Certain Characteristics Here Distinguish City from Others [Durham Sun, date unknown. Late 1950s/Early 1960s most likely]
by Bill Strawn
Durham has certain characteristics which give the City individuality and distinguish it from most other major North Carolina cities.
What other Tarheel City can boast of anything approximating Duke University and Durham's tobacco plants? What other city can match the medical facilities of Duke, Watts, Lincoln, McPherson, and the Veterans Hospitals?
The pleasant aroma of tobacco is another noteworthy feature of Durham. Visitors often comment favorably on the odor, but many long-time Durham residents no longer notice it.
Durham is different from most other big North Carolina cities in another respect. Many of the City's civic and business leaders take two hours or longer for lunch.
Consciously or unconsciously, many community leaders adhere to the medical adage that a leisurely meal is a digestive aid and an ulcer preventive.
Another Durham feature which comes as an unexpected and pleasant surprise to out-of-town visitors is the absence of parking meters.
Speaking of meters suggests another way in which Durham isn't a typical Tarheel city. Pedestrians in large numbers will cross busy downtown streets at almost any point, with the number of vehicles and not traffic signals determining when they dash across.

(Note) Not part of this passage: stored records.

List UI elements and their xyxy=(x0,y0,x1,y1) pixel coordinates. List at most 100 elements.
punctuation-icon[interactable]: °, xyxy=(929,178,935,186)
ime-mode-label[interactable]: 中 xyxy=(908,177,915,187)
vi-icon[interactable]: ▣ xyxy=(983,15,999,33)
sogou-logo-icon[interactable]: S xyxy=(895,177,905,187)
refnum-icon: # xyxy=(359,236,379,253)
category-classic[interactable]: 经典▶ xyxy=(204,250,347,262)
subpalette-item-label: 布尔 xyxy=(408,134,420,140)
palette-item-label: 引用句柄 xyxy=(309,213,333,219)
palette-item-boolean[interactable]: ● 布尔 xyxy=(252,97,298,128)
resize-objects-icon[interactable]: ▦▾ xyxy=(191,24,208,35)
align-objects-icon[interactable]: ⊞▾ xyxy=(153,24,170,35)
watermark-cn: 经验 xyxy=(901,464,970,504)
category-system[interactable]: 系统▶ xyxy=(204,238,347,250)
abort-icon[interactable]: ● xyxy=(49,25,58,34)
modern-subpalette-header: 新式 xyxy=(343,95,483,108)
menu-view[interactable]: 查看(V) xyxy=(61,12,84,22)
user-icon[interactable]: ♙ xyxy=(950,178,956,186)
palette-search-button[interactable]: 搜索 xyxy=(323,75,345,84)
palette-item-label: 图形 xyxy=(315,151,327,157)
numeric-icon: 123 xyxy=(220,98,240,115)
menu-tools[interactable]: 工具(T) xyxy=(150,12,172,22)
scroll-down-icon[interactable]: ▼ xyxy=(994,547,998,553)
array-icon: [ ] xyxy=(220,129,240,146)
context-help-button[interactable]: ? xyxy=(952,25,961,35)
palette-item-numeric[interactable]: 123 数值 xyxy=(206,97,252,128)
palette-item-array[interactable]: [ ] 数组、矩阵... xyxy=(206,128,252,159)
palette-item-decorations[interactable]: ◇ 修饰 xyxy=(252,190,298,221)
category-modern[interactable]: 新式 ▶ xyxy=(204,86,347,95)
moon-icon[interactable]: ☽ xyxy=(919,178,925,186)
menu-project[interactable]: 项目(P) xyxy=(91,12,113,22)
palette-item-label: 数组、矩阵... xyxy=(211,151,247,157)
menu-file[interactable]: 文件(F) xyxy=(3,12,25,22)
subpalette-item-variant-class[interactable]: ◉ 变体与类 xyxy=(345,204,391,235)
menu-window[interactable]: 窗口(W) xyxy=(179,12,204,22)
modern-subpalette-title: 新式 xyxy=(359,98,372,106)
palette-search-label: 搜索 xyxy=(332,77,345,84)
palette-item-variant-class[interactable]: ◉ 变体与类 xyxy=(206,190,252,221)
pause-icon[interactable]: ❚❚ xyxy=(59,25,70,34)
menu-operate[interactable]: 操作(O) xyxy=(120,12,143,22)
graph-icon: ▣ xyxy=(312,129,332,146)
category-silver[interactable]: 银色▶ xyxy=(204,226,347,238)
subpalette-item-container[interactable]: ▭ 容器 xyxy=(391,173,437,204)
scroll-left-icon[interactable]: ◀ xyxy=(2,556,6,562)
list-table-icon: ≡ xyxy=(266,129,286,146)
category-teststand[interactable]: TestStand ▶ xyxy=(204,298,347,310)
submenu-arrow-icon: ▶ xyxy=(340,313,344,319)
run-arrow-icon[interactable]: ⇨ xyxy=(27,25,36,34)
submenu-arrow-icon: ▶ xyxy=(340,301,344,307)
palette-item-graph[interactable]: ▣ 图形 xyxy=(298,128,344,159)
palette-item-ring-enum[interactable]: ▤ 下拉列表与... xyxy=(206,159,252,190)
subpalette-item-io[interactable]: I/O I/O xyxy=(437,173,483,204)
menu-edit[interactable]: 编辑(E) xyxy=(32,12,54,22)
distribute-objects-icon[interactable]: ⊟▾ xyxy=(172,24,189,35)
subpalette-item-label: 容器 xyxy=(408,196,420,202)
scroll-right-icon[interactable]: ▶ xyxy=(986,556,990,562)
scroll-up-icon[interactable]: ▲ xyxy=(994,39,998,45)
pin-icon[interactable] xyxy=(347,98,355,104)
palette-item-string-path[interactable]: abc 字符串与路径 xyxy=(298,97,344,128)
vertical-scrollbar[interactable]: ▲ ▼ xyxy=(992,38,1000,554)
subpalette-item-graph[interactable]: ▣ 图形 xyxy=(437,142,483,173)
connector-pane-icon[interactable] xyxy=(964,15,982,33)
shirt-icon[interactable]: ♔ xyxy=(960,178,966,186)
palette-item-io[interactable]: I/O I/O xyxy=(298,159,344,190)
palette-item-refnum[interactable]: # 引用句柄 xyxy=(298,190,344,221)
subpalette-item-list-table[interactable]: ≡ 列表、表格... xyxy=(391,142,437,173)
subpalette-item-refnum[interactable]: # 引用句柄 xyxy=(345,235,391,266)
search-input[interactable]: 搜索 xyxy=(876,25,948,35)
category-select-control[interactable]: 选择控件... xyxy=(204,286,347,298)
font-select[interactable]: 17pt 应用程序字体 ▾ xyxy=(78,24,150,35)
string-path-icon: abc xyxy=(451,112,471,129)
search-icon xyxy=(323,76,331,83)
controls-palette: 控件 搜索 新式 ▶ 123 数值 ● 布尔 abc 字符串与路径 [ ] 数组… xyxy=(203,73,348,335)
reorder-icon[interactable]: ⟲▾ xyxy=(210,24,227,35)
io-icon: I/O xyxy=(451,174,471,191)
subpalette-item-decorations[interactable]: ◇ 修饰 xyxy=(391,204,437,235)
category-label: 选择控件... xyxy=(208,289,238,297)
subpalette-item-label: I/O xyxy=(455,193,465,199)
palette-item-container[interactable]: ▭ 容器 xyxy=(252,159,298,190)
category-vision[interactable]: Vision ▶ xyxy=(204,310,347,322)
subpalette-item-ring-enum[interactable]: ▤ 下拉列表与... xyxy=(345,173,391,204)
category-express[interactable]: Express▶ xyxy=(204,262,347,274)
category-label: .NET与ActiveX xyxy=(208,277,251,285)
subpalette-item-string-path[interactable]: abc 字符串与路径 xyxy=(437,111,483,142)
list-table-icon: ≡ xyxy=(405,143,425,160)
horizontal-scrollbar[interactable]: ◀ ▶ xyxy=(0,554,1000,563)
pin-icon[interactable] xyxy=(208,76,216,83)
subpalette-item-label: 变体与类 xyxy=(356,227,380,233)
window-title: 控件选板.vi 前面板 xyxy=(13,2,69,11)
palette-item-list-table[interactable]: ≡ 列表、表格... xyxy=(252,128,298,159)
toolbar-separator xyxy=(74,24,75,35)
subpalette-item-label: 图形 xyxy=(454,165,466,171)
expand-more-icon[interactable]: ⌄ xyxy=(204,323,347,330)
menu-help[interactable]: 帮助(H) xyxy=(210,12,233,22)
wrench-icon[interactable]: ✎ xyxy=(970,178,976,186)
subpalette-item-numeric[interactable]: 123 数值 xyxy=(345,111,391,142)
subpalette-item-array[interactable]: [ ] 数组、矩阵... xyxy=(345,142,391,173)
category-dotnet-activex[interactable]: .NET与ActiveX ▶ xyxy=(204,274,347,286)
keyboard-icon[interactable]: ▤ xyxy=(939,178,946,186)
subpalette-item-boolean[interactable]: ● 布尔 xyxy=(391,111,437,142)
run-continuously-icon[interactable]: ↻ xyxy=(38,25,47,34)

Durham residents have been known to remark that it's safer to cross busy downtown streets outside pedestrian crossing lanes than it is to use the lanes. The fact that the traffic accident rate involving pedestrians in the central business area is lower than in some other cities seems to support this theory.
A City Councilman recently stated that Durham "has educated its people to be jaywalkers." He wasn't carping; not at all. In fact, his tone implied admirations for the fleetness of foot of Durham pedestrians.
IT'S A DURHAM CUSTOM - Pedestrian crossing of busy downtown streets without guidance from traffic lights as the group above is doing on Main Street is a common practice which makes Durham unique among big North Carolina cities. The agility of local pedestrians recently caused City Council members to pay informal tribute to their ability to traverse streets with few accidents. As a matter of fact, some contend Jaywalking in the middle of the block is safer than crossing with the light at a corner where automobile drivers customarily ignore pedestrian rights-of-way.